The
collection of music automata was initiated in 1958 by the purchase
of a Polyphon (Germany, end of the 19th century). Since then, the
collection has continuously increased by the purchase of new items.
In 1962 it was decided to arrange an exhibition presenting the means
of sound recording and playback in its historical evolution. In this
regard, there was deployed a programme of identification and purchase
of the mechanic music devices in the country, using all possible investigation
means, activity which resulted in a consistent collection. Most of
the heritage items were purchased and only few of them donated.
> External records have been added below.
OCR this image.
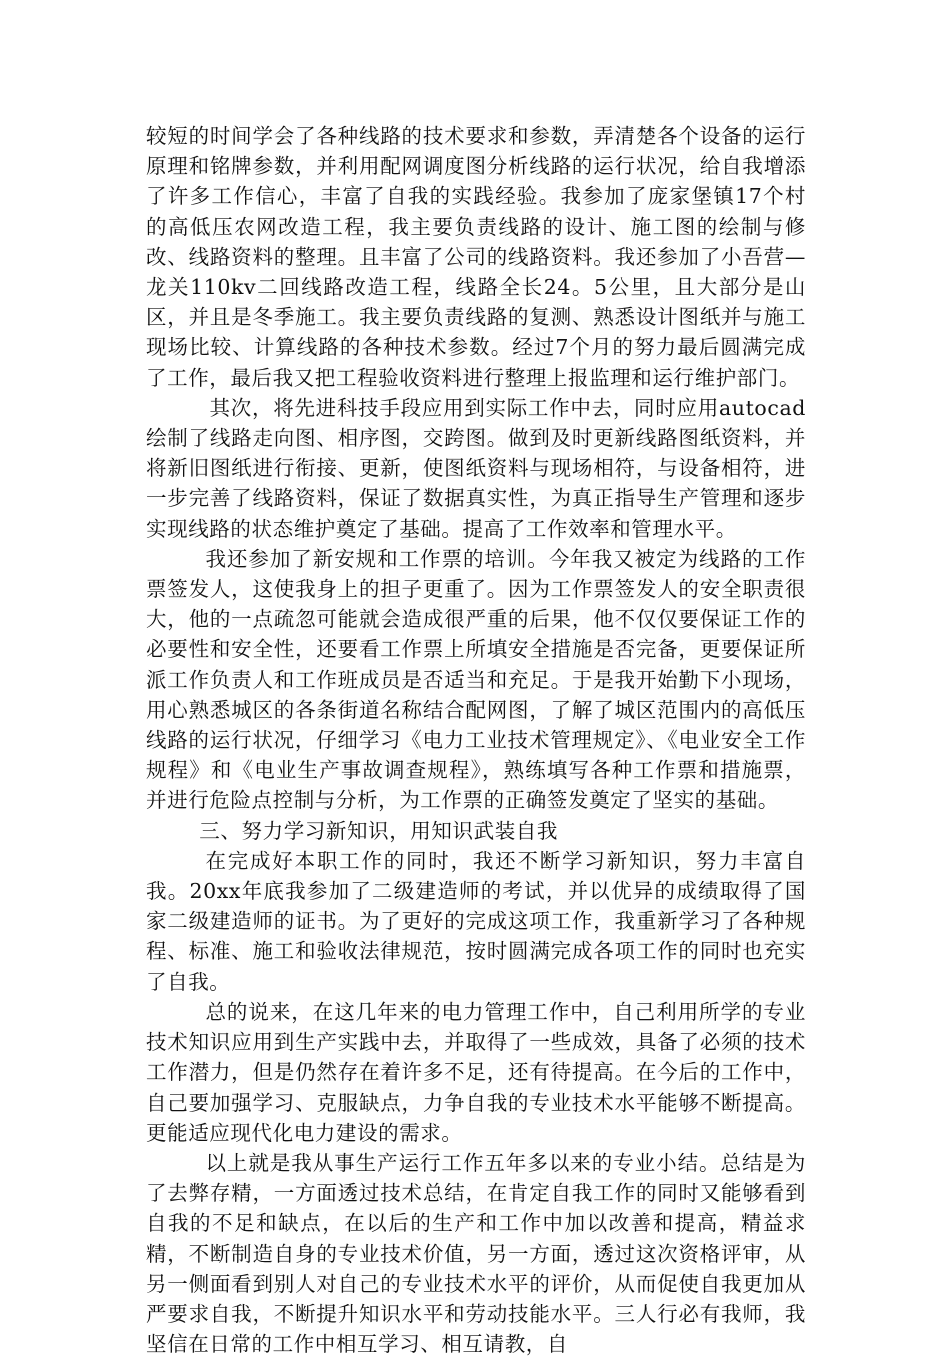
较短的时间学会了各种线路的技术要求和参数，弄清楚各个设备的运行原理和铭牌参数，并利用配网调度图分析线路的运行状况，给自我增添了许多工作信心，丰富了自我的实践经验。我参加了庞家堡镇17个村的高低压农网改造工程，我主要负责线路的设计、施工图的绘制与修改、线路资料的整理。且丰富了公司的线路资料。我还参加了小吾营—龙关110kv二回线路改造工程，线路全长24。5公里，且大部分是山区，并且是冬季施工。我主要负责线路的复测、熟悉设计图纸并与施工现场比较、计算线路的各种技术参数。经过7个月的努力最后圆满完成了工作，最后我又把工程验收资料进行整理上报监理和运行维护部门。

其次，将先进科技手段应用到实际工作中去，同时应用autocad绘制了线路走向图、相序图，交跨图。做到及时更新线路图纸资料，并将新旧图纸进行衔接、更新，使图纸资料与现场相符，与设备相符，进一步完善了线路资料，保证了数据真实性，为真正指导生产管理和逐步实现线路的状态维护奠定了基础。提高了工作效率和管理水平。

我还参加了新安规和工作票的培训。今年我又被定为线路的工作票签发人，这使我身上的担子更重了。因为工作票签发人的安全职责很大，他的一点疏忽可能就会造成很严重的后果，他不仅仅要保证工作的必要性和安全性，还要看工作票上所填安全措施是否完备，更要保证所派工作负责人和工作班成员是否适当和充足。于是我开始勤下小现场，用心熟悉城区的各条街道名称结合配网图，了解了城区范围内的高低压线路的运行状况，仔细学习《电力工业技术管理规定》、《电业安全工作规程》和《电业生产事故调查规程》，熟练填写各种工作票和措施票，并进行危险点控制与分析，为工作票的正确签发奠定了坚实的基础。

三、努力学习新知识，用知识武装自我

在完成好本职工作的同时，我还不断学习新知识，努力丰富自我。20xx年底我参加了二级建造师的考试，并以优异的成绩取得了国家二级建造师的证书。为了更好的完成这项工作，我重新学习了各种规程、标准、施工和验收法律规范，按时圆满完成各项工作的同时也充实了自我。

总的说来，在这几年来的电力管理工作中，自己利用所学的专业技术知识应用到生产实践中去，并取得了一些成效，具备了必须的技术工作潜力，但是仍然存在着许多不足，还有待提高。在今后的工作中，自己要加强学习、克服缺点，力争自我的专业技术水平能够不断提高。更能适应现代化电力建设的需求。

以上就是我从事生产运行工作五年多以来的专业小结。总结是为了去弊存精，一方面透过技术总结，在肯定自我工作的同时又能够看到自我的不足和缺点，在以后的生产和工作中加以改善和提高，精益求精，不断制造自身的专业技术价值，另一方面，透过这次资格评审，从另一侧面看到别人对自己的专业技术水平的评价，从而促使自我更加从严要求自我，不断提升知识水平和劳动技能水平。三人行必有我师，我坚信在日常的工作中相互学习、相互请教，自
The
donations mainly consisted in recording supports: cardboard, metal
or ebonite disks, wax reels for the phonographs, perforated tapes
and cards for the mechanical pianos and pianolas. Thus, the permanent
exhibition "Sound Recording and Playback" was inaugurated
in 1966, in its first form, while in 1972 it was rearranged in a presentation
still in use nowadays.
The
permanent exhibition "Sound Recording and Playback" describes
the history of mechanical music, with all its panorama of devices
of automatic music, rustic or cult, simple or complex. Music automata
displayed in the exhibition are grouped according to the recording
support, which contains the programmed melody: pin reel, disk, perforated
card or tape. The recording support determines the functioning of
acoustic elements, such as bells, vibrating blades and strings, acoustic
pipes, etc.
The
prehistory of mechanical music starts in Antiquity, with the water
organ named
hydraulis, invented around 200 B.C. by Ctesibios of Alexandria, device
which used the water weight to regulate the air pressure penetrating
through the organ tubes.
The eolian harp, also known by the old Greeks, can be considered as
the first automatic instrument. Intitled Aeolus, from the name of
the Greek god of the wind, it was musch disseminated throughout 10th
century England. It was a wooden case equipped with a series of strings
vibrating as the air stream was flowing.
Another
instrument related to the prehistory of mechanical music was the viella,
a semiautomatic violin appeared in the 10th century France and which
enjoyed a large representation throughout Europe. It was also acknowledged
in Transylvania under the local name of lauta, and also in Moldavia,
yet here as lerla. The museum collection includes one lerla discovered
in Moldova - Sulita, the county of Suceava.